Surat yang diduga ‘sakti’ itu mencantumkan sejumlah nama, yang direkomendasikan untuk mengikuti seleksi anggota Bawaslu Kabupaten/Kota.

Konon katanya, jika menjadi peserta seleksi melalui rekomendasi PA GMNI, maka peserta tersebut punya peluang lebih besar untuk lolos menjadi anggota Bawaslu.
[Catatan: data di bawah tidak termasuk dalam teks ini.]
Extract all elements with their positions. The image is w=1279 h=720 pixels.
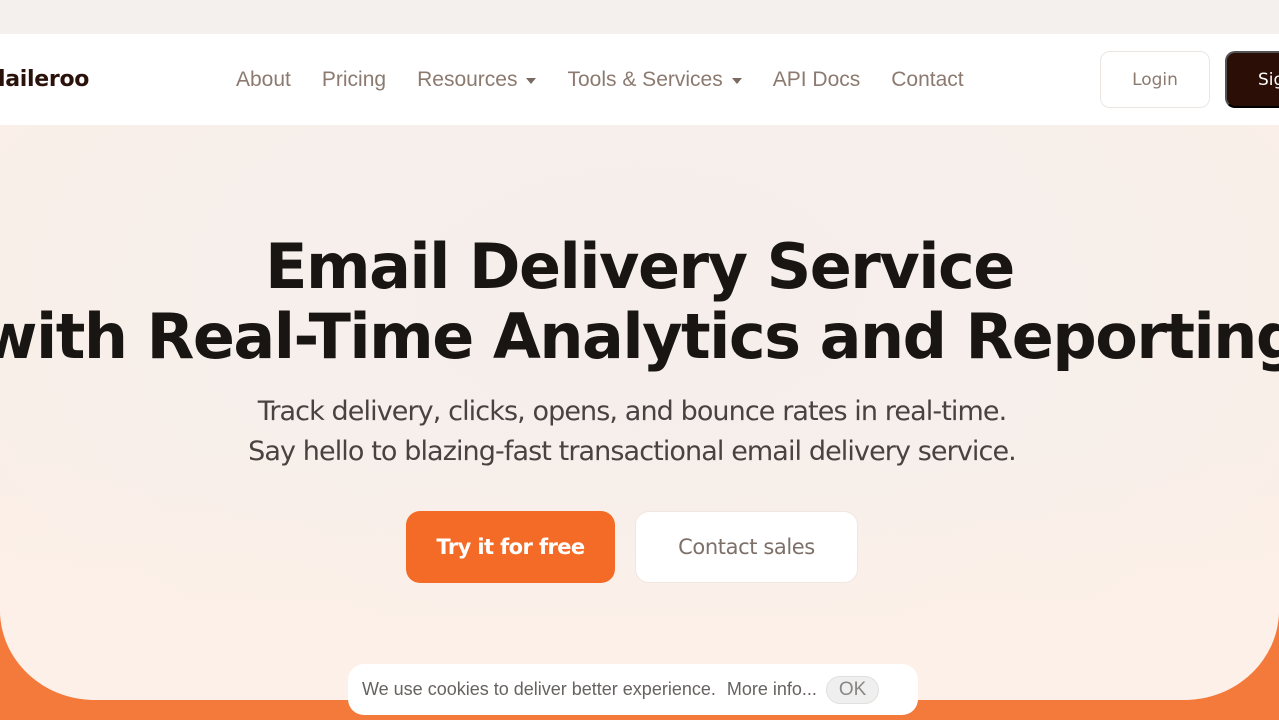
contact-sales-button[interactable]: Contact sales xyxy=(635,511,858,583)
logo[interactable]: laileroo xyxy=(0,34,89,125)
hero-subheadline-line-2: Say hello to blazing-fast transactional … xyxy=(248,436,1017,467)
page: laileroo About Pricing Resources Tools &… xyxy=(0,0,1279,720)
cookie-message: We use cookies to deliver better experie… xyxy=(362,679,716,699)
nav-link-label: About xyxy=(236,67,291,91)
try-for-free-button[interactable]: Try it for free xyxy=(406,511,615,583)
nav-links: About Pricing Resources Tools & Services… xyxy=(236,34,995,125)
cookie-ok-button[interactable]: OK xyxy=(825,675,880,704)
cookie-banner: We use cookies to deliver better experie… xyxy=(348,664,918,715)
hero-subheadline: Track delivery, clicks, opens, and bounc… xyxy=(0,392,1264,472)
nav-link-label: Pricing xyxy=(321,67,387,91)
hero-headline-line-2: with Real-Time Analytics and Reporting xyxy=(0,300,1279,373)
nav-link-pricing[interactable]: Pricing xyxy=(322,68,386,92)
nav-link-about[interactable]: About xyxy=(236,68,291,92)
nav-link-label: Tools & Services xyxy=(567,67,723,91)
nav-link-contact[interactable]: Contact xyxy=(891,68,963,92)
nav-link-label: API Docs xyxy=(772,67,861,91)
navbar: laileroo About Pricing Resources Tools &… xyxy=(0,34,1279,125)
nav-link-label: Contact xyxy=(891,67,964,91)
caret-down-icon xyxy=(526,77,537,84)
nav-link-tools-services[interactable]: Tools & Services xyxy=(567,67,742,92)
nav-link-resources[interactable]: Resources xyxy=(417,67,537,92)
signup-button[interactable]: Sig xyxy=(1225,51,1279,108)
caret-down-icon xyxy=(731,77,742,84)
hero-headline: Email Delivery Service with Real-Time An… xyxy=(0,232,1279,372)
hero-headline-line-1: Email Delivery Service xyxy=(265,230,1015,303)
nav-link-api-docs[interactable]: API Docs xyxy=(773,68,861,92)
login-button[interactable]: Login xyxy=(1100,51,1210,108)
cookie-more-info-link[interactable]: More info... xyxy=(727,679,817,700)
hero-subheadline-line-1: Track delivery, clicks, opens, and bounc… xyxy=(257,396,1007,427)
nav-link-label: Resources xyxy=(417,67,518,91)
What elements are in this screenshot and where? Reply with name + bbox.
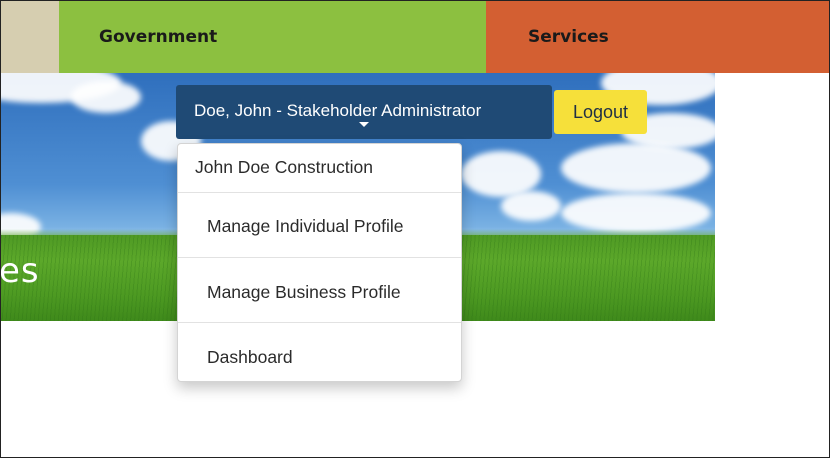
nav-tab-label: Services <box>528 27 609 47</box>
user-menu-label: Doe, John - Stakeholder Administrator <box>194 101 482 120</box>
top-navigation: Government Services <box>1 1 829 73</box>
user-menu-button[interactable]: Doe, John - Stakeholder Administrator <box>176 85 552 139</box>
nav-tab-services[interactable]: Services <box>486 1 829 73</box>
caret-down-icon <box>359 122 369 127</box>
cloud-shape <box>501 191 561 221</box>
logout-button[interactable]: Logout <box>554 90 647 134</box>
nav-tab-government[interactable]: Government <box>59 1 486 73</box>
menu-item-label: Manage Business Profile <box>207 282 401 302</box>
menu-item-manage-business-profile[interactable]: Manage Business Profile <box>178 258 461 322</box>
banner-title: es <box>1 251 40 291</box>
page-frame: Government Services es Doe, John - Stake… <box>0 0 830 458</box>
dropdown-header-label: John Doe Construction <box>195 157 374 177</box>
user-dropdown-menu: John Doe Construction Manage Individual … <box>177 143 462 382</box>
cloud-shape <box>71 81 141 113</box>
cloud-shape <box>561 193 711 233</box>
nav-tab-partial[interactable] <box>1 1 59 73</box>
menu-item-dashboard[interactable]: Dashboard <box>178 323 461 379</box>
cloud-shape <box>561 143 711 193</box>
menu-item-label: Manage Individual Profile <box>207 216 404 236</box>
nav-tab-label: Government <box>99 27 218 47</box>
dropdown-header-business: John Doe Construction <box>178 144 461 192</box>
menu-item-label: Dashboard <box>207 347 293 367</box>
menu-item-manage-individual-profile[interactable]: Manage Individual Profile <box>178 193 461 257</box>
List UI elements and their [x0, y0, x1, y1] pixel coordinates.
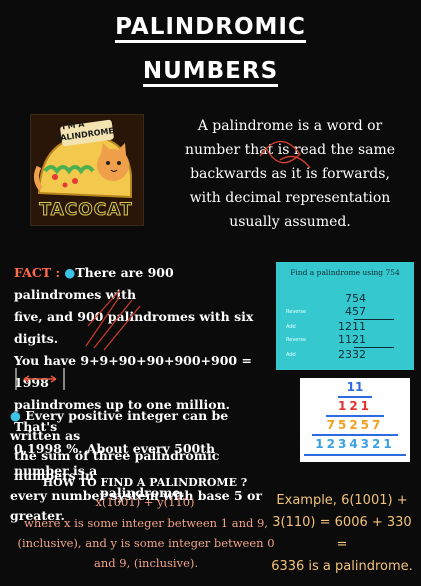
panel-row: Reverse 457: [276, 305, 414, 319]
row-label: Add: [286, 352, 296, 358]
every-bullet-icon: ●: [10, 408, 21, 423]
title-text-1: PALINDROMIC: [115, 14, 306, 43]
fact-label: FACT :: [14, 265, 61, 280]
definition-line: with decimal representation: [189, 190, 391, 206]
row-value: 1211: [338, 320, 366, 333]
pyramid-row: 11: [346, 380, 364, 394]
row-value: 457: [345, 305, 366, 318]
page-title-line1: PALINDROMIC: [0, 14, 421, 43]
panel-row: Add 1211: [276, 320, 414, 334]
tacocat-label: TACOCAT: [39, 200, 133, 221]
howto-title: HOW TO FIND A PALINDROME ?: [42, 476, 248, 489]
row-value: 754: [345, 292, 366, 305]
scribble-decoration: [259, 140, 311, 169]
pyramid-bar: [312, 434, 398, 436]
howto-body: where x is some integer between 1 and 9,…: [12, 513, 280, 573]
panel-header: Find a palindrome using 754: [290, 268, 400, 277]
howto-line: (inclusive), and y is some integer betwe…: [17, 536, 275, 550]
definition-line: usually assumed.: [229, 214, 351, 230]
scribble-decoration: [85, 289, 141, 351]
palindrome-754-panel: Find a palindrome using 754 754 Reverse …: [276, 262, 414, 370]
pyramid-row: 75257: [326, 418, 384, 432]
row-label: Add: [286, 324, 296, 330]
row-label: Reverse: [286, 309, 307, 315]
row-value: 2332: [338, 348, 366, 361]
row-value: 1121: [338, 333, 366, 346]
row-label: Reverse: [286, 337, 307, 343]
howto-line: where x is some integer between 1 and 9,: [24, 516, 268, 530]
page-title-line2: NUMBERS: [0, 58, 421, 87]
pyramid-bar: [326, 415, 384, 417]
howto-line: and 9, (inclusive).: [93, 556, 199, 570]
double-arrow-icon: [15, 368, 65, 390]
pyramid-row: 121: [337, 399, 373, 413]
panel-row: 754: [276, 292, 414, 306]
pyramid-row: 1234321: [315, 437, 395, 451]
example-line: Example, 6(1001) +: [276, 493, 408, 508]
pyramid-bar: [338, 396, 372, 398]
every-line: Every positive integer can be written as: [10, 408, 229, 443]
example-block: Example, 6(1001) + 3(110) = 6006 + 330 =…: [266, 490, 418, 578]
pyramid-bar: [304, 454, 406, 456]
example-line: 6336 is a palindrome.: [271, 559, 413, 574]
panel-row: Add 2332: [276, 348, 414, 362]
title-text-2: NUMBERS: [142, 58, 279, 87]
fact-bullet-icon: ●: [64, 265, 76, 280]
howto-formula: x(1001) + y(110): [95, 495, 195, 509]
palindrome-pyramid: 11 121 75257 1234321: [300, 378, 410, 462]
example-line: 3(110) = 6006 + 330 =: [272, 515, 412, 552]
panel-row: Reverse 1121: [276, 333, 414, 347]
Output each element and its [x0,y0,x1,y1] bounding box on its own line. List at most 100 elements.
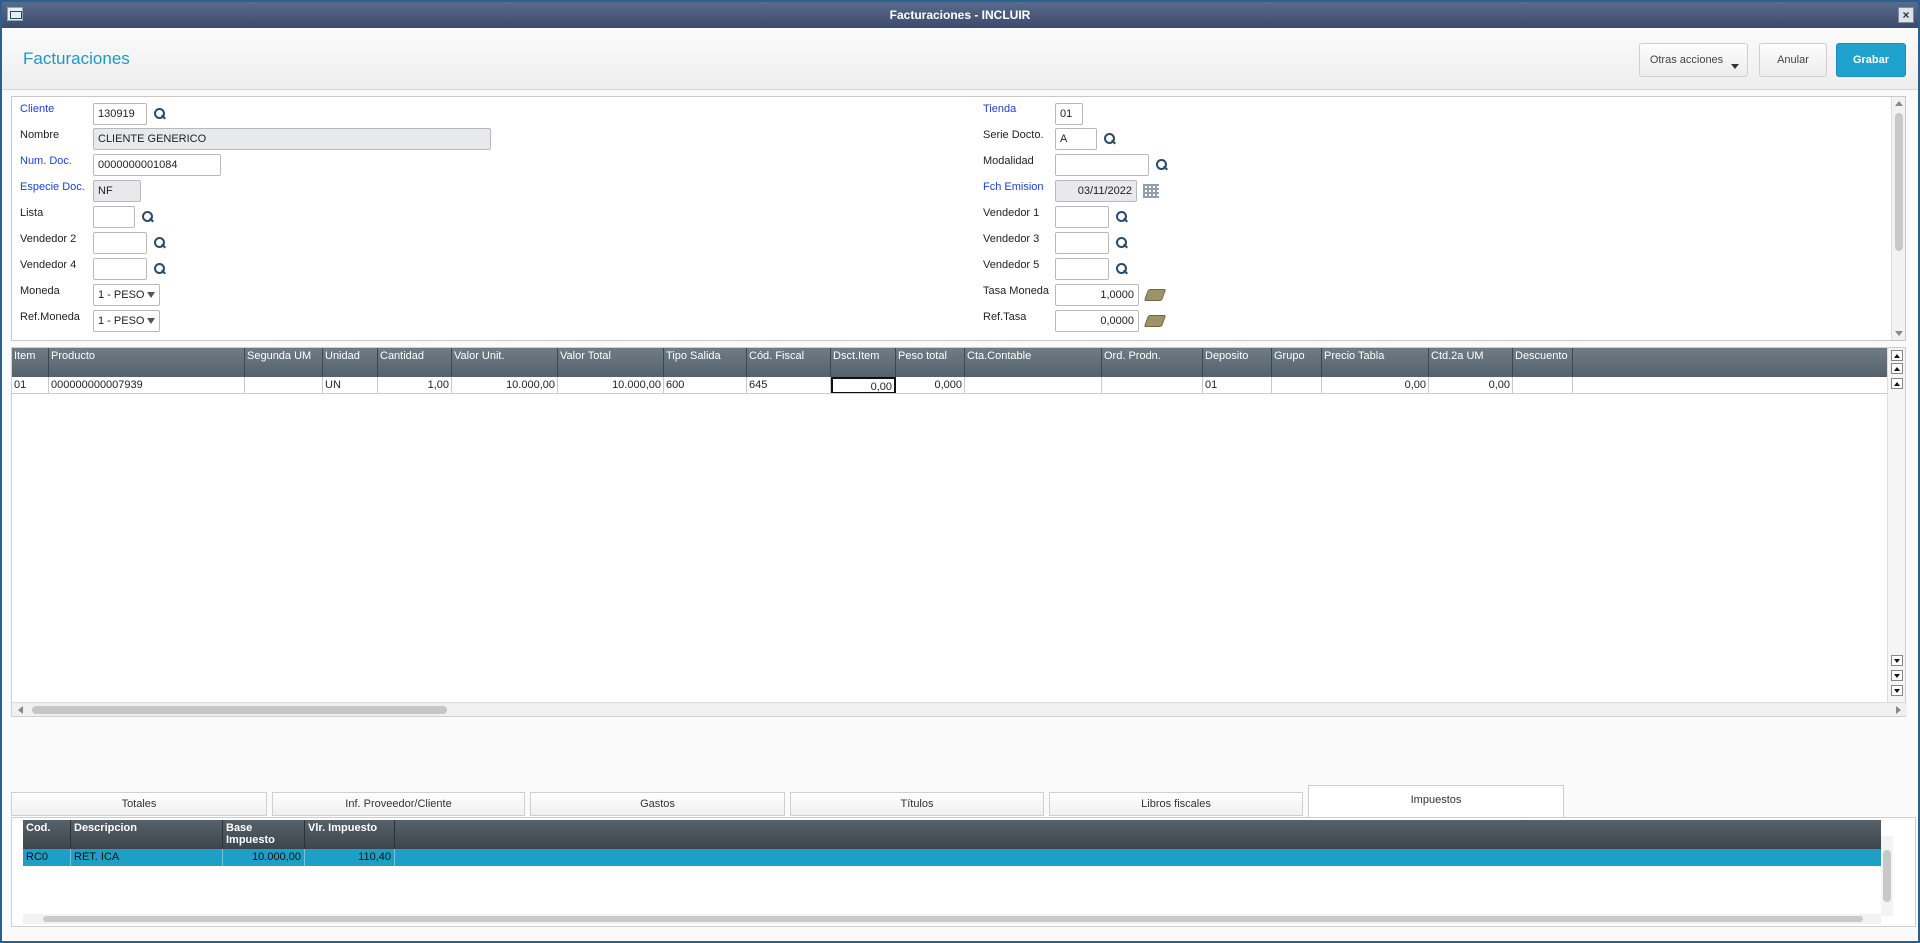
table-cell[interactable]: 0,00 [831,377,896,393]
column-header[interactable]: Segunda UM [245,348,323,377]
cliente-input[interactable]: 130919 [93,103,147,125]
anular-button[interactable]: Anular [1759,43,1827,77]
taxes-grid-vscroll[interactable] [1881,836,1893,916]
form-scrollbar[interactable] [1891,97,1905,340]
especie-doc-input[interactable]: NF [93,180,141,202]
vendedor1-input[interactable] [1055,206,1109,228]
vendedor5-input[interactable] [1055,258,1109,280]
money-icon[interactable] [1143,315,1167,327]
num-doc-input[interactable]: 0000000001084 [93,154,221,176]
vendedor1-search-icon[interactable] [1115,210,1129,224]
ref-tasa-input[interactable]: 0,0000 [1055,310,1139,332]
table-cell[interactable]: 645 [747,377,831,393]
vendedor3-input[interactable] [1055,232,1109,254]
table-cell[interactable]: 1,00 [378,377,452,393]
column-header[interactable]: Vlr. Impuesto [305,820,395,849]
scroll-thumb[interactable] [1895,113,1903,251]
column-header[interactable]: Item [12,348,49,377]
grabar-button[interactable]: Grabar [1836,43,1906,77]
tienda-input[interactable]: 01 [1055,103,1083,125]
tab-libros-fiscales[interactable]: Libros fiscales [1049,792,1303,816]
column-header[interactable]: Cantidad [378,348,452,377]
lista-input[interactable] [93,206,135,228]
column-header[interactable]: Precio Tabla [1322,348,1429,377]
table-cell[interactable]: 000000000007939 [49,377,245,393]
scroll-page-up-icon[interactable] [1891,363,1903,374]
column-header[interactable]: Cód. Fiscal [747,348,831,377]
taxes-grid-hscroll[interactable] [23,914,1881,924]
table-cell[interactable] [1513,377,1573,393]
column-header[interactable]: Base Impuesto [223,820,305,849]
vendedor5-search-icon[interactable] [1115,262,1129,276]
moneda-select[interactable]: 1 - PESO [93,284,160,306]
calendar-icon[interactable] [1143,184,1159,198]
table-cell[interactable] [1102,377,1203,393]
vendedor3-search-icon[interactable] [1115,236,1129,250]
scroll-down-icon[interactable] [1891,655,1903,666]
cliente-search-icon[interactable] [153,107,167,121]
tab-impuestos[interactable]: Impuestos [1308,785,1564,817]
column-header[interactable]: Unidad [323,348,378,377]
column-header[interactable]: Dsct.Item [831,348,896,377]
tab-totales[interactable]: Totales [11,792,267,816]
column-header[interactable]: Grupo [1272,348,1322,377]
serie-docto-search-icon[interactable] [1103,132,1117,146]
table-cell[interactable]: 01 [1203,377,1272,393]
fch-emision-input[interactable]: 03/11/2022 [1055,180,1137,202]
vendedor2-search-icon[interactable] [153,236,167,250]
table-cell[interactable]: 0,00 [1322,377,1429,393]
scroll-thumb[interactable] [1883,850,1891,902]
tab-t-tulos[interactable]: Títulos [790,792,1044,816]
scroll-right-icon[interactable] [1896,706,1901,714]
tab-inf-proveedor-cliente[interactable]: Inf. Proveedor/Cliente [272,792,525,816]
money-icon[interactable] [1143,289,1167,301]
column-header[interactable]: Producto [49,348,245,377]
scroll-down-icon[interactable] [1895,331,1903,336]
column-header[interactable]: Cod. [23,820,71,849]
table-cell[interactable]: 10.000,00 [452,377,558,393]
scroll-bottom-icon[interactable] [1891,685,1903,696]
table-cell[interactable] [965,377,1102,393]
table-cell[interactable]: 0,00 [1429,377,1513,393]
modalidad-input[interactable] [1055,154,1149,176]
scroll-up-icon[interactable] [1895,101,1903,106]
scroll-top-icon[interactable] [1891,350,1903,361]
tab-gastos[interactable]: Gastos [530,792,785,816]
ref-moneda-select[interactable]: 1 - PESO [93,310,160,332]
lista-search-icon[interactable] [141,210,155,224]
table-cell[interactable]: 10.000,00 [223,849,305,866]
vendedor2-input[interactable] [93,232,147,254]
otras-acciones-button[interactable]: Otras acciones [1639,43,1748,77]
tasa-moneda-input[interactable]: 1,0000 [1055,284,1139,306]
scroll-page-down-icon[interactable] [1891,670,1903,681]
items-grid-hscroll[interactable] [12,702,1907,716]
table-cell[interactable]: 0,000 [896,377,965,393]
column-header[interactable]: Ord. Prodn. [1102,348,1203,377]
close-window-button[interactable]: × [1898,7,1914,23]
column-header[interactable]: Deposito [1203,348,1272,377]
scroll-up-icon[interactable] [1891,378,1903,389]
scroll-left-icon[interactable] [18,706,23,714]
column-header[interactable]: Descuento [1513,348,1573,377]
table-cell[interactable]: 600 [664,377,747,393]
nombre-input[interactable]: CLIENTE GENERICO [93,128,491,150]
serie-docto-input[interactable]: A [1055,128,1097,150]
table-row[interactable]: RC0 RET. ICA 10.000,00 110,40 [23,849,1881,866]
table-cell[interactable]: RC0 [23,849,71,866]
items-grid-vscroll[interactable] [1887,348,1905,704]
column-header[interactable]: Valor Total [558,348,664,377]
table-cell[interactable] [1272,377,1322,393]
table-cell[interactable]: 110,40 [305,849,395,866]
table-cell[interactable]: 10.000,00 [558,377,664,393]
table-cell[interactable]: UN [323,377,378,393]
table-cell[interactable]: 01 [12,377,49,393]
column-header[interactable]: Cta.Contable [965,348,1102,377]
column-header[interactable]: Descripcion [71,820,223,849]
column-header[interactable]: Tipo Salida [664,348,747,377]
column-header[interactable]: Valor Unit. [452,348,558,377]
table-cell[interactable]: RET. ICA [71,849,223,866]
scroll-thumb[interactable] [32,706,447,714]
scroll-thumb[interactable] [43,916,1863,922]
table-cell[interactable] [245,377,323,393]
column-header[interactable]: Ctd.2a UM [1429,348,1513,377]
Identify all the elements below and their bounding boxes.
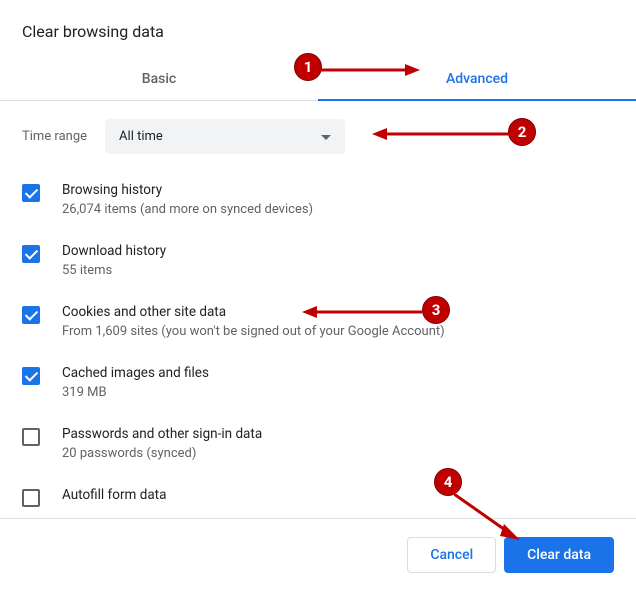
item-sub: 26,074 items (and more on synced devices…: [62, 202, 614, 217]
dropdown-icon: [321, 129, 331, 144]
item-text: Download history 55 items: [62, 243, 614, 278]
list-item: Browsing history 26,074 items (and more …: [22, 182, 614, 217]
item-sub: 20 passwords (synced): [62, 446, 614, 461]
item-text: Autofill form data: [62, 487, 614, 507]
checkbox-browsing-history[interactable]: [22, 184, 40, 202]
clear-data-button[interactable]: Clear data: [504, 537, 614, 573]
dialog-body[interactable]: Time range All time Browsing history 26,…: [0, 101, 636, 518]
checkbox-autofill[interactable]: [22, 489, 40, 507]
tab-advanced[interactable]: Advanced: [318, 57, 636, 101]
list-item: Cookies and other site data From 1,609 s…: [22, 304, 614, 339]
checkbox-cache[interactable]: [22, 367, 40, 385]
time-range-value: All time: [119, 129, 163, 144]
checkbox-passwords[interactable]: [22, 428, 40, 446]
item-sub: 55 items: [62, 263, 614, 278]
tabs: Basic Advanced: [0, 57, 636, 101]
list-item: Autofill form data: [22, 487, 614, 507]
tab-basic[interactable]: Basic: [0, 57, 318, 101]
item-title: Cookies and other site data: [62, 304, 614, 320]
item-text: Passwords and other sign-in data 20 pass…: [62, 426, 614, 461]
item-text: Cached images and files 319 MB: [62, 365, 614, 400]
item-text: Cookies and other site data From 1,609 s…: [62, 304, 614, 339]
item-sub: From 1,609 sites (you won't be signed ou…: [62, 324, 614, 339]
list-item: Passwords and other sign-in data 20 pass…: [22, 426, 614, 461]
item-title: Autofill form data: [62, 487, 614, 503]
item-title: Browsing history: [62, 182, 614, 198]
checkbox-download-history[interactable]: [22, 245, 40, 263]
cancel-button[interactable]: Cancel: [407, 537, 496, 573]
item-title: Passwords and other sign-in data: [62, 426, 614, 442]
time-range-label: Time range: [22, 129, 87, 144]
item-text: Browsing history 26,074 items (and more …: [62, 182, 614, 217]
time-range-row: Time range All time: [22, 119, 614, 154]
item-title: Download history: [62, 243, 614, 259]
list-item: Download history 55 items: [22, 243, 614, 278]
item-sub: 319 MB: [62, 385, 614, 400]
checkbox-cookies[interactable]: [22, 306, 40, 324]
list-item: Cached images and files 319 MB: [22, 365, 614, 400]
dialog-title: Clear browsing data: [0, 0, 636, 51]
clear-browsing-data-dialog: Clear browsing data Basic Advanced Time …: [0, 0, 636, 591]
time-range-select[interactable]: All time: [105, 119, 345, 154]
dialog-footer: Cancel Clear data: [0, 518, 636, 591]
item-title: Cached images and files: [62, 365, 614, 381]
“Sehubungan dengan akan dilaksanakannya seleksi calon Anggota Komisioner Bawaslu Kabupaten/Kota, bersama ini Dewan Pengurus Cabang (DPC) Persatuan Alumni GMNI Kabupaten Flores Timur mengirimkan dan merekomendasikan kepada DPD PA GMNI Provinsi NTT calon/peserta tes seleksi Komisioner Bawaslu dari Kabupaten Flores Timur dan Lembata untuk dapat diakomodir dalam proses dan tahapan seleksi dimaksud,” demikian bunyi surat yang beredar di sosial media, Kamis 20 Juli 2023.

Di dalam surat yang ditujukan kepada Ketua DPD PA GMNI NTT tersebut, tercantum 6 nama yang direkomendasikan untuk mengikuti seleksi Bawaslu Kabupaten Flores Timur dan Lembata.